妖精たち以外の女性など、伊佐家の人間しかいない世界。窓の傍には諦めに満ちた表情をした伊佐雄太と伊佐総司、その後ろには深くため息を吐く伊佐久美と伊佐由美がいる。泰次郎は行き場をなくした両手をぶらつかせながら、伊佐祐樹に抱きつかれている。
――――そう。
「インキュバス!」
「はい!」
アフシールJr.は妖精たちが絶望に沈んでいる隙に高く飛び上がり、先ほど自分たちをこの世界に連れ込んだのと同じ柱――――しかし今度はかなり短いが――――へと突っ込んだ。そこには勝ち誇った表情のインキュバスが、柱の中から落ちて来る何かを受け止めていた。
「さあ!」
「やあああああ……ああああ!!」
「ああハーウィン……!」
ハーウィンとジャンの突撃は、ギリギリの所で間に合わなかった。魔物たちとの戦いで更に時間を喰ったジャンとハーウィンは、改めて最高速で最短距離を飛んで来たつもりだった。

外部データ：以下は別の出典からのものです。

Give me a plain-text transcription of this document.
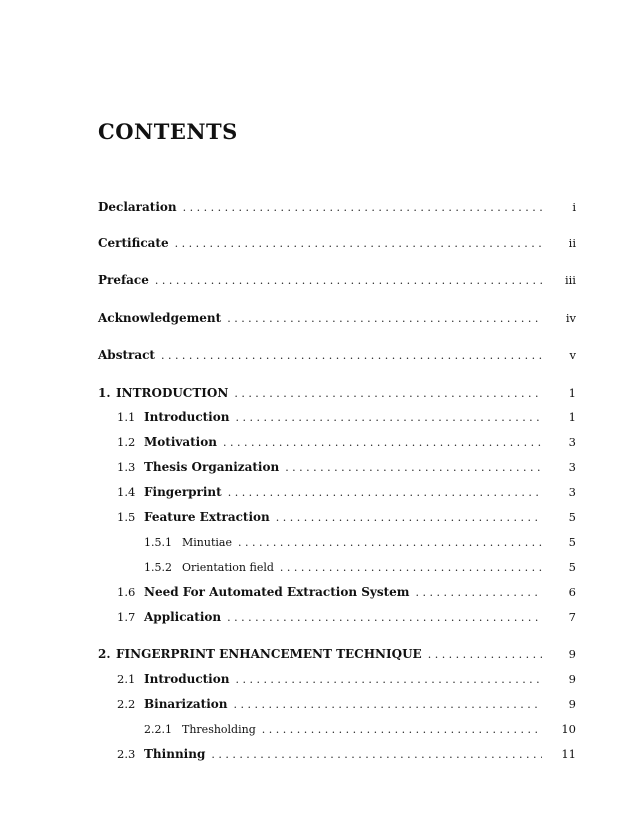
CONTENTS
Declaration . . .	i
Certificate . . .	ii
Preface . . .	iii
Acknowledgement . . .	iv
Abstract . . .	v
1. INTRODUCTION . . .	1
1.1 Introduction . . .	1
1.2 Motivation . . .	3
1.3 Thesis Organization . . .	3
1.4 Fingerprint . . .	3
1.5 Feature Extraction . . .	5
1.5.1 Minutiae . . .	5
1.5.2 Orientation field . . .	5
1.6 Need For Automated Extraction System . . .	6
1.7 Application . . .	7
2. FINGERPRINT ENHANCEMENT TECHNIQUE . . .	9
2.1 Introduction . . .	9
2.2 Binarization . . .	9
2.2.1 Thresholding . . .	10
2.3 Thinning . . .	11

だがジャンが突き出した剣はアフシールJr.の脇腹をえぐるのがやっとであり、アフシールJr.の目的を阻止する事はできなかった。
「てめえ……! 逃げたと思いきや!」
「もうこれしか勝つ方法はない。最高の魂を使って」
「最高のやり方で仕上げた、魔物だ……」
今のジャンの一撃で服が破れ出血が発生したアフシールJr.であったが、その顔は紛れもない勝者のそれだった。
「……心臓は止まっていない」
「まさか生きたまま……」
生きた人間から魂を無理矢理に採取する、交換する事すらなく魂を奪い取る。これは父親すら試した事のない最後の手段であり、余分な魂をひとつも残さなかった自分に少し不甲斐なさを覚えもした。しかし手に入れたての活力のある魂を、もっとも強い肉体に突っ込んだらどうなるか。魂と言うのは、肉体を離れたと同時にその活力が落ち始める。
「インキュバス、よくやってくれたよ!」
「弱い女性を救うのは私の役目ですから」
――――救う、確かにその通りかもしれない。だがその女性の肉体から魂が抜けても心臓が止まっていない事を知ったコーファンとハーウィンは、あまりにも自分勝手なアフシールJr.とインキュバスの救い方に怒りを抱いた。そして伊佐家の人間の絶望に満ちた表情に打ちのめされるかのように、抜け殻となった伊佐玖子の肉体から手を離した。
そして伊佐玖子の魂は、魔物の肉体へと突っ込まれた。そう、サキュバスの遺体へと。